2 Avril 2013
D'abord, être très doué dès le départ, avoir le coup de foudre pour l'instrument. Travailler d'arrache pied des milliers d'heures. Ecouter les autres, et se demander comment diable ils arrivent à faire des rointudju de phrases pareilles, essayer de les imiter. Apprendre le solfège et l'harmonie: ce n'est pas indispensable, mais ça permet d'aller plus loin si on ne se laisse pas piéger dans leurs filets. Ecouter surtout beaucoup de musique de toutes sortes, sinon, tu seras peut être un grand guitariste, mais tu pourrais ne pas être un musicien. Et il y a une nuance de taille.

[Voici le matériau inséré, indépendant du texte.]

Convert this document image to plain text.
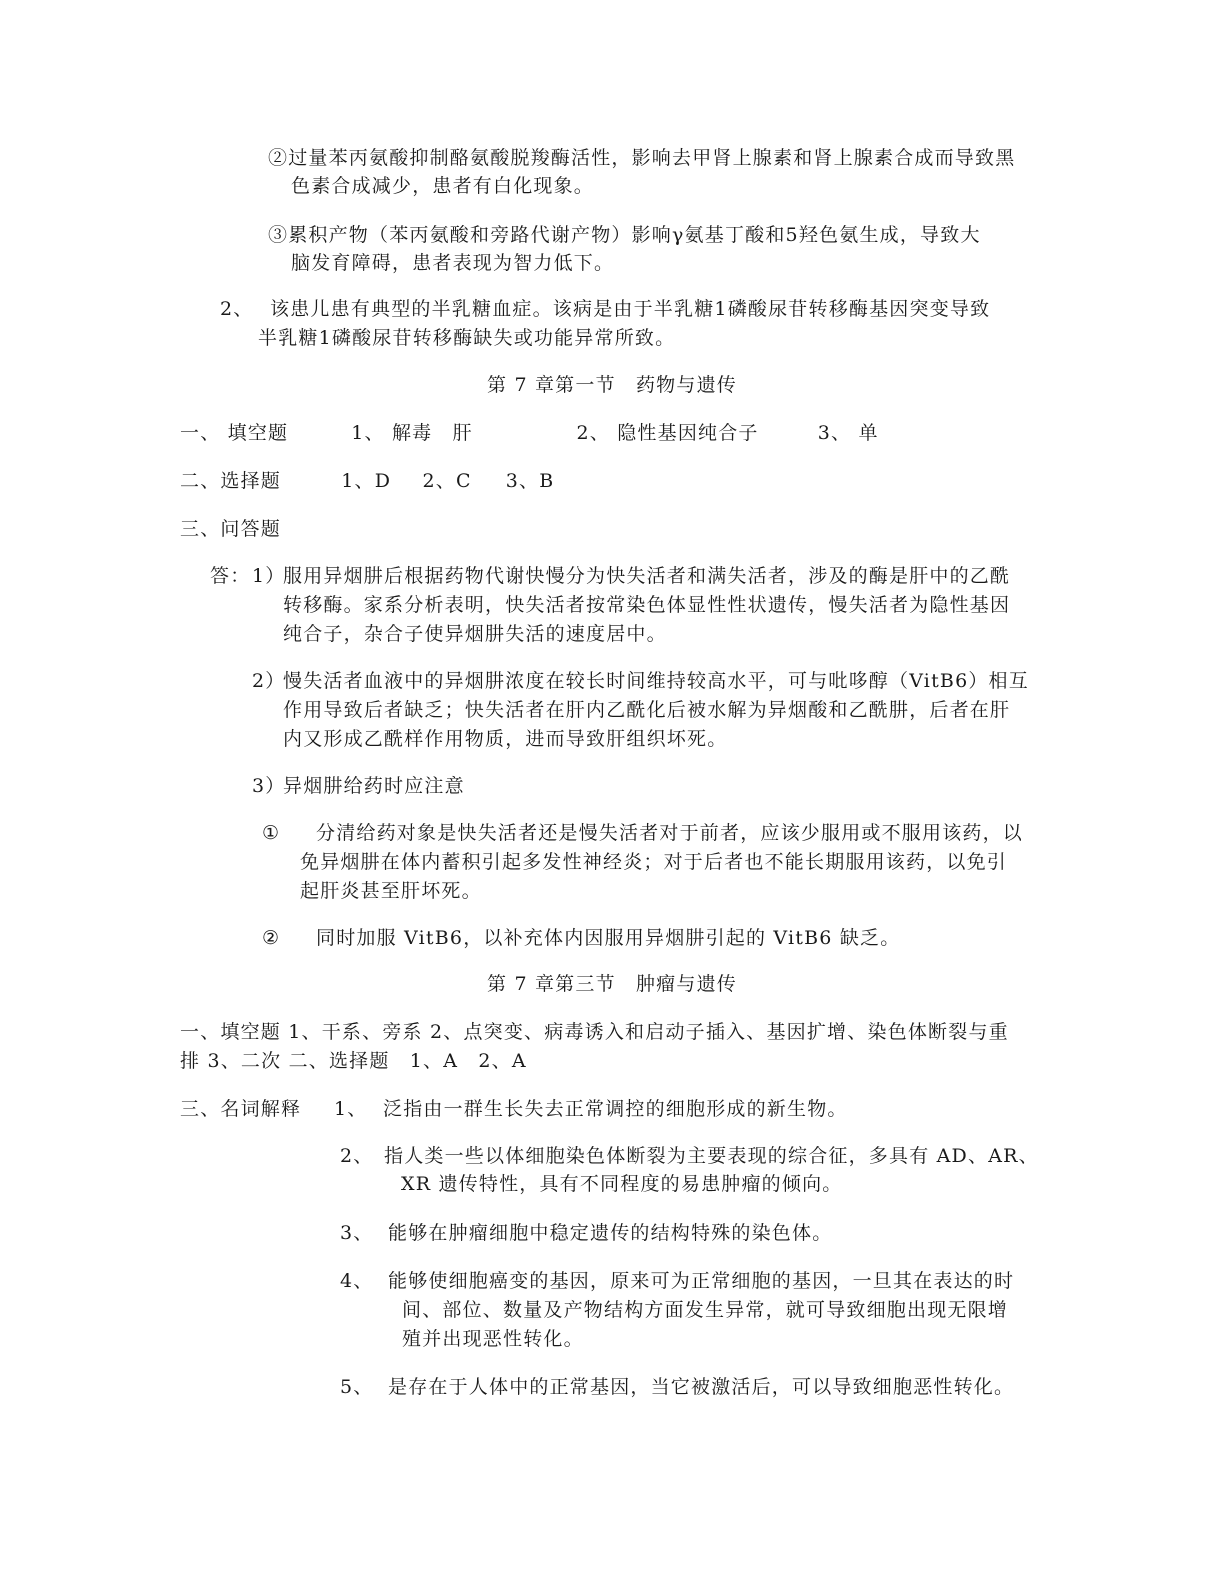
②过量苯丙氨酸抑制酪氨酸脱羧酶活性，影响去甲肾上腺素和肾上腺素合成而导致黑
色素合成减少，患者有白化现象。
③累积产物（苯丙氨酸和旁路代谢产物）影响γ氨基丁酸和5羟色氨生成，导致大
脑发育障碍，患者表现为智力低下。
2、 该患儿患有典型的半乳糖血症。该病是由于半乳糖1磷酸尿苷转移酶基因突变导致
半乳糖1磷酸尿苷转移酶缺失或功能异常所致。
第 7 章第一节　药物与遗传
一、 填空题	1、 解毒　肝	2、 隐性基因纯合子	3、 单
二、选择题	1、D 2、C 3、B
三、问答题
答： 1）
服用异烟肼后根据药物代谢快慢分为快失活者和满失活者，涉及的酶是肝中的乙酰
转移酶。家系分析表明，快失活者按常染色体显性性状遗传，慢失活者为隐性基因
纯合子，杂合子使异烟肼失活的速度居中。
2）
慢失活者血液中的异烟肼浓度在较长时间维持较高水平，可与吡哆醇（VitB6）相互
作用导致后者缺乏；快失活者在肝内乙酰化后被水解为异烟酸和乙酰肼，后者在肝
内又形成乙酰样作用物质，进而导致肝组织坏死。
3）
异烟肼给药时应注意
① 分清给药对象是快失活者还是慢失活者对于前者，应该少服用或不服用该药，以
免异烟肼在体内蓄积引起多发性神经炎；对于后者也不能长期服用该药，以免引
起肝炎甚至肝坏死。
② 同时加服 VitB6，以补充体内因服用异烟肼引起的 VitB6 缺乏。
第 7 章第三节　肿瘤与遗传
一、填空题 1、干系、旁系 2、点突变、病毒诱入和启动子插入、基因扩增、染色体断裂与重
排 3、二次 二、选择题　1、A　2、A
三、名词解释 1、 泛指由一群生长失去正常调控的细胞形成的新生物。
2、 指人类一些以体细胞染色体断裂为主要表现的综合征，多具有 AD、AR、
XR 遗传特性，具有不同程度的易患肿瘤的倾向。
3、 能够在肿瘤细胞中稳定遗传的结构特殊的染色体。
4、 能够使细胞癌变的基因，原来可为正常细胞的基因，一旦其在表达的时
间、部位、数量及产物结构方面发生异常，就可导致细胞出现无限增
殖并出现恶性转化。
5、 是存在于人体中的正常基因，当它被激活后，可以导致细胞恶性转化。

Avant, il y avait eu l'harmonica chromatique (dans les sanitaires du lycée, le carrelage faisait une superbe réverbe). Puis je me suis lancé à corps perdu dans la guitare qu'on m'avait offerte à Noël. Ça a été ma voie, ma libération. Mais j'ai vite compris que j'avais des limitations, ne serait ce que la vélocité! je traînais en queue de peloton. Il faut dire que la virtuosité, la vélocité pour elles mêmes, je vois ça plus comme du sport que de la musique. Mais quand on voit cette vidéo d'Antoine Dufour (merci Melaine!) qui explose les limites de la guitare acoustique, je revois ma position: c'est fabuleux. Il gratte, il caresse, il frappe la caisse, percussion, harmoniques, tous ces timbres incroyables sortent d'une seule guitare! Heureusement qu'il n'existait pas dans les années 60 Antoine, il m'aurait rendu maboule.

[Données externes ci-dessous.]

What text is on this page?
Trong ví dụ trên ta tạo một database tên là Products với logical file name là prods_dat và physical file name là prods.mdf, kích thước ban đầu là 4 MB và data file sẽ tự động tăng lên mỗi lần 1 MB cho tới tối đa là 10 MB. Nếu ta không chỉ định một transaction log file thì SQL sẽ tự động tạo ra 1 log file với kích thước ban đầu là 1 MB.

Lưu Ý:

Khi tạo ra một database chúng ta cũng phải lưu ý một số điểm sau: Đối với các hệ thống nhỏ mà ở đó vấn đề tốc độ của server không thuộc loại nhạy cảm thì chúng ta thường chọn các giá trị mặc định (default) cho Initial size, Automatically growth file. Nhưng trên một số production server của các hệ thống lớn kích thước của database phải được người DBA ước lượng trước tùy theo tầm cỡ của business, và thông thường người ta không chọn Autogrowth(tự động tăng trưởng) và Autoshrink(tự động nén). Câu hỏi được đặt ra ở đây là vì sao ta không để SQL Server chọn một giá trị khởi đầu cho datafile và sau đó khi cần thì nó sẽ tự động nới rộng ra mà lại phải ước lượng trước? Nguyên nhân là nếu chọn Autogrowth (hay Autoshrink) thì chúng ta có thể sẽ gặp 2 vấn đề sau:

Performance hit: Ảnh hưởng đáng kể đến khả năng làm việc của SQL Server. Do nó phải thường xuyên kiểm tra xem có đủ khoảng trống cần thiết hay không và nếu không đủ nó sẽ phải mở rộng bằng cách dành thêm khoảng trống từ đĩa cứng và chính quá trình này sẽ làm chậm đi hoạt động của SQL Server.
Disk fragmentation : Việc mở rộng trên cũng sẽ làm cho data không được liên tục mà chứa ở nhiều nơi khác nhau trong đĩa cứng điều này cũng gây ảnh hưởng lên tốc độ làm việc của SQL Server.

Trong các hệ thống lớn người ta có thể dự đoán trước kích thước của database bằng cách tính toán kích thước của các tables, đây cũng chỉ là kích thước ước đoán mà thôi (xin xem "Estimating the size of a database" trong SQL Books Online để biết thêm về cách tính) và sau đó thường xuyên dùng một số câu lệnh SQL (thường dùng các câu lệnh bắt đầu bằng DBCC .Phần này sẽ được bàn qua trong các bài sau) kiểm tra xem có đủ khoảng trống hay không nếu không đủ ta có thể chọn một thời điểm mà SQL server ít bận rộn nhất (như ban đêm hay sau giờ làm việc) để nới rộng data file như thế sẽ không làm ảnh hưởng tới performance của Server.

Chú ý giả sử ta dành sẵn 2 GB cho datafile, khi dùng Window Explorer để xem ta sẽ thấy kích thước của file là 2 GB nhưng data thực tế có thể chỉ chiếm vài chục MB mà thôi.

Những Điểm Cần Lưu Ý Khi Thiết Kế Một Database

Mais je vous avoue qu'après trois quatre morceaux, tout virtuose qu'il soit, je commence à m'ennuyer. J'ai besoin de voyager avec des mots, des images. C'est ma force et ma faiblesse.
Pour devenir un très bon guitariste, il faut avoir le nez dans sa guitare. Et ça vaut pour beaucoup d'instrumentistes: ils sont tellement concentrés sur leur instrument, qu'ils en oublient le public. Tout leur énergie passe dans l'instrument pour ensuite arriver à l'auditeur. C'est à la fois leur force et leur faiblesse. C'est pourquoi il est rare qu'un chanteur soit aussi un très grand instrumentiste. Et qu'un grand instrumentiste soit un très bon chanteur. Oui, je sais, il y a des exceptions, il y a, voyons... Matthieu Chedid, Sanseverino, Mark Knopfler, et par dessus tout Prince, qui porte bien son nom modeste et génial. Forcément, si tu m'envoies que des surdoués, je peux pas lutter. Bon, je retire ce que j'ai dit: il y en a pas mal qui savent faire les deux. Sans parler des pianistes. (Si vous avez d'autres propositions, et je sais qu'il y en a des centaines, je suis preneur. Il y a l'option "commentaires" ci-dessous.)
Mais quand même, c'est mon point de vue et je le partage: dans la plupart des cas, le chanteur qui s'accompagne lui-même est dirigé vers le public, plus que vers son instrument. Son instrument est un soutien, un accompagnement, un arrière plan, qui permet de créer de l'espace, de donner des repères rythmiques, de faire surgir des silences dans le chant. Pour illustrer ça, à l'opposé d'Antoine Dufour, super virtuose, je placerais Richard Desjardins:technique guitaristique modeste, mais quel souffle épique et poétique!
Tournée en France en mai prochain (St Jacques de la Lande le le 17 mai)
L'investissement du chant demande une grande intensité. Quand tu t'adresses à quelqu'un, en principe, tu le regardes dans les yeux, et ton instrument, tu ne peux plus t'y noyer. En revanche, comme tout progresse à toute vitesse, des chanteurs qui sont aussi d'excellents guitaristes, sans être forcément géniaux, il y en a de plus en plus. Et ça, c'est bien!
Moralité qui vaut ce qu'elle vaut: si tu veux devenir un grand guitariste, évite de te prendre pour un chanteur, et c'havaille comme un damné.